Home » » Jasin Akui KUA Rentan Gratifikasi

Jasin Akui KUA Rentan Gratifikasi

Written By Mujahid on Kamis, 24 Januari 2013 | 04.41

JAKARTA, KOMPAS.com - Hasil survei integritas sektor publik 2012 yang dikerjakan Komisi Pemberantasan Korupsi menunjukkan, pelayanan di Kantor Urusan Agama (KUA) masih di bawah rata-rata nilai nasional. Inspektur Jenderal Kementerian Agama yang juga mantan pimpinan KPK, M Jasin mempersilakan lembaga antikorupsi itu terus mensurvei pelayanan KUA sehingga semakin baik.
"Kementerian Agama itu di atas 6 nilainya, khususnya adalah untuk layanan KUA, tapi di bawah rata-rata nasional. Rata-rata nasional kan 6,35, sedangkan KUA itu 6,07," kata Jasin seusai mengikuti pemaparan hasil survei integritas sektor publik 2012 di Gedung KPK, Jakarta, Selasa (11/12/2012).
Menurut Jasin, permasalahan di KUA ini memang pelik. Selain tersebar di seluruh daerah, 80 persen kegiatan pernikahan yang diurus KUA berlangsung pada hari libur.
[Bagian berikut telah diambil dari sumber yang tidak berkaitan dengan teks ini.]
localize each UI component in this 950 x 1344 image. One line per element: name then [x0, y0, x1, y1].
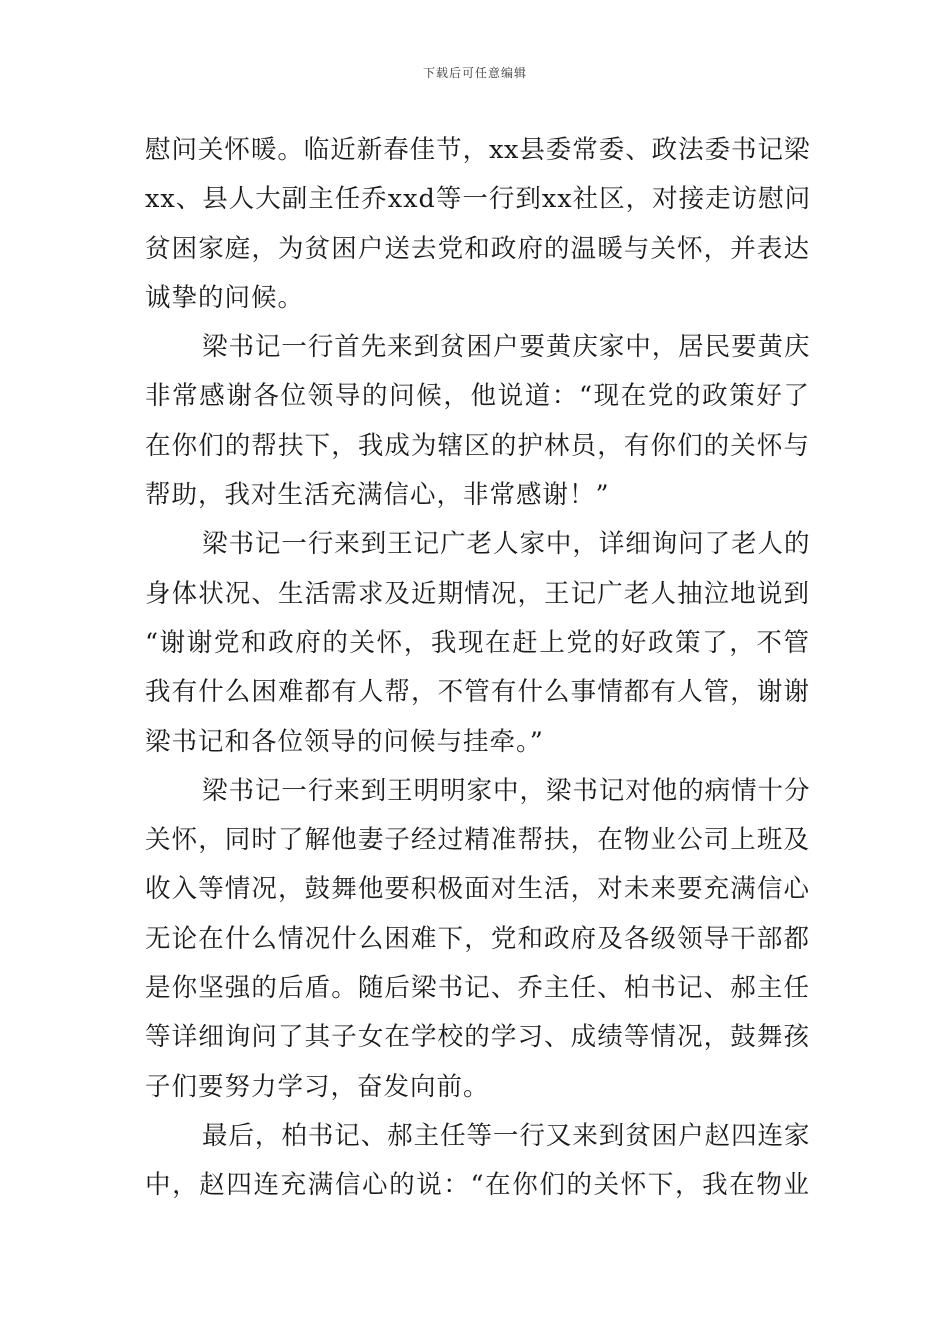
text-line: 帮助，我对生活充满信心，非常感谢！” [145, 480, 610, 511]
text-line: 我有什么困难都有人帮，不管有什么事情都有人管，谢谢 [145, 677, 810, 708]
text-line: 收入等情况，鼓舞他要积极面对生活，对未来要充满信心 [145, 874, 810, 905]
text-line: “谢谢党和政府的关怀，我现在赶上党的好政策了，不管 [145, 627, 810, 658]
text-line: 梁书记一行首先来到贫困户要黄庆家中，居民要黄庆 [202, 332, 810, 363]
text-line: 关怀，同时了解他妻子经过精准帮扶，在物业公司上班及 [145, 825, 810, 856]
document-body [145, 126, 810, 1211]
text-line: 中，赵四连充满信心的说：“在你们的关怀下，我在物业 [145, 1170, 810, 1201]
text-line: 慰问关怀暖。临近新春佳节，xx县委常委、政法委书记梁 [145, 135, 810, 165]
text-line: 梁书记一行来到王明明家中，梁书记对他的病情十分 [202, 775, 810, 806]
text-line: 子们要努力学习，奋发向前。 [145, 1071, 490, 1102]
page-header: 下载后可任意编辑 [422, 66, 527, 80]
text-line: 身体状况、生活需求及近期情况，王记广老人抽泣地说到 [145, 578, 810, 609]
text-line: 梁书记和各位领导的问候与挂牵。” [145, 726, 544, 757]
text-line: 诚挚的问候。 [145, 282, 305, 313]
text-line: 贫困家庭，为贫困户送去党和政府的温暖与关怀，并表达 [145, 233, 810, 264]
text-line: 在你们的帮扶下，我成为辖区的护林员，有你们的关怀与 [145, 430, 810, 461]
text-line: xx、县人大副主任乔xxd等一行到xx社区，对接走访慰问 [145, 184, 812, 215]
text-line: 梁书记一行来到王记广老人家中，详细询问了老人的 [202, 529, 810, 560]
text-line: 非常感谢各位领导的问候，他说道：“现在党的政策好了 [145, 381, 810, 412]
text-line: 等详细询问了其子女在学校的学习、成绩等情况，鼓舞孩 [145, 1022, 810, 1053]
text-line: 最后，柏书记、郝主任等一行又来到贫困户赵四连家 [202, 1120, 810, 1151]
text-line: 是你坚强的后盾。随后梁书记、乔主任、柏书记、郝主任 [145, 973, 810, 1004]
text-line: 无论在什么情况什么困难下，党和政府及各级领导干部都 [145, 923, 810, 954]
Hal ini menyebabkan para petugas KUA rawan menerima pemberian karena merasa harus mendapat insentif tambahan setelah bekerja di hari libur.
"Aturannya bahwa penghulu hanya boleh menerima Rp 30.000. Atas kelebihan dari Rp 30.000 itu dianggap suap menurut pasal 12 B di Undang-Undang Tindak Pidana Korupsi. Itu pasal gratifikasi," kata Jasin.
Atas kecenderungan penerimaan uang oleh petugas ini, Jasin mengaku pihaknya tengah mengupayakan formula pencegahan. Rencananya, kata Jasin, Kemenag akan memberi kompensasi kepada para petugas KUA yang masuk pada hari libur. "Sehingga ada besaran tertentu yang tidak lebih besar dari itu seluruh penghulu untuk menerimanya," ujar Jasin.
Selain masalah KUA, Jasin mengatakan, Inspektorat Jenderal Kemenag sudah melakukan pemantauan dan survei mengenai ibadah haji. Menurut Jasin, banyak hal terkait pelayanan haji yang perlu ditingkatkan.
"Bisa pemondokan. Ada di Jeddah, Madinah, Mekkah, dan layanan juga di Arafah dan Minah," ujarnya. Kemudian, lanjut Jasin, masalah penyedia makanan untuk jamaah haji agar memenuhi standar yangn ditetapkan. "Sehingga tidak ada keluhan dari jemaah haji ke depannya," tambahnya.
Share this article :

+ komentar + 2 komentar

Anonim
14 Februari 2013 pukul 03.55

Sebagai Penghulu saya berusaha untuk melaksanakan tugas secara profesional dan se optimal mungkin. Tapi yang menjadi pikiran saya adalah ketika saya melaksanakan tugas pelayanan di luar jam kerja dan di luar kantor dengan tanpa adanya fasilitas dari negara alias "segalanya modal sendiri" dan saya menerima "sedikit" pemberian dari masyarakat dan atasan saya pun tidak memberikan jaminan hukum yang pasti, pada saat itulah muncul dilema pada diri saya. Satu sisi harus memberikan pelayanan kepada masyarakat satu sisi harus bertindak pengamanan terhadap diri saya supaya tidak terjerat "gratifikasi". Karena dalam beberapa kasus, ketika terjadinya masalah hukum terhadap penghulu, mereka harus berjuang sendiri untuk menghadapi tuntutan hukum dan terkadang harus menanggung beban hukum atas kebijakan yang dikeluarkan dari atasan.

Anonim
14 Februari 2013 pukul 04.02

Sudah seharusnya, ketika Allah memberikan jalan kepada semua pihak yang terlibat dalam pelayanan nikah di KUA untuk melakukan perbaikan kebijakan dan system pelayanan nikah di KUA. Tapi ironinya, banyak pihak yang malah memanfaatkan "masa fatrah" (keadaan tidak adanya kepastian hukum) dalam hal biaya pelayanan nikah untuk memperkaya diri dengan menggunakan kewenangan dan otoritas yang di embannya. Mereka adalah orang-orang yang punya ketakutan yang luar biasa tapi berlindung dibawah kelemahan orang lain. Naudzubillahi min dzalik.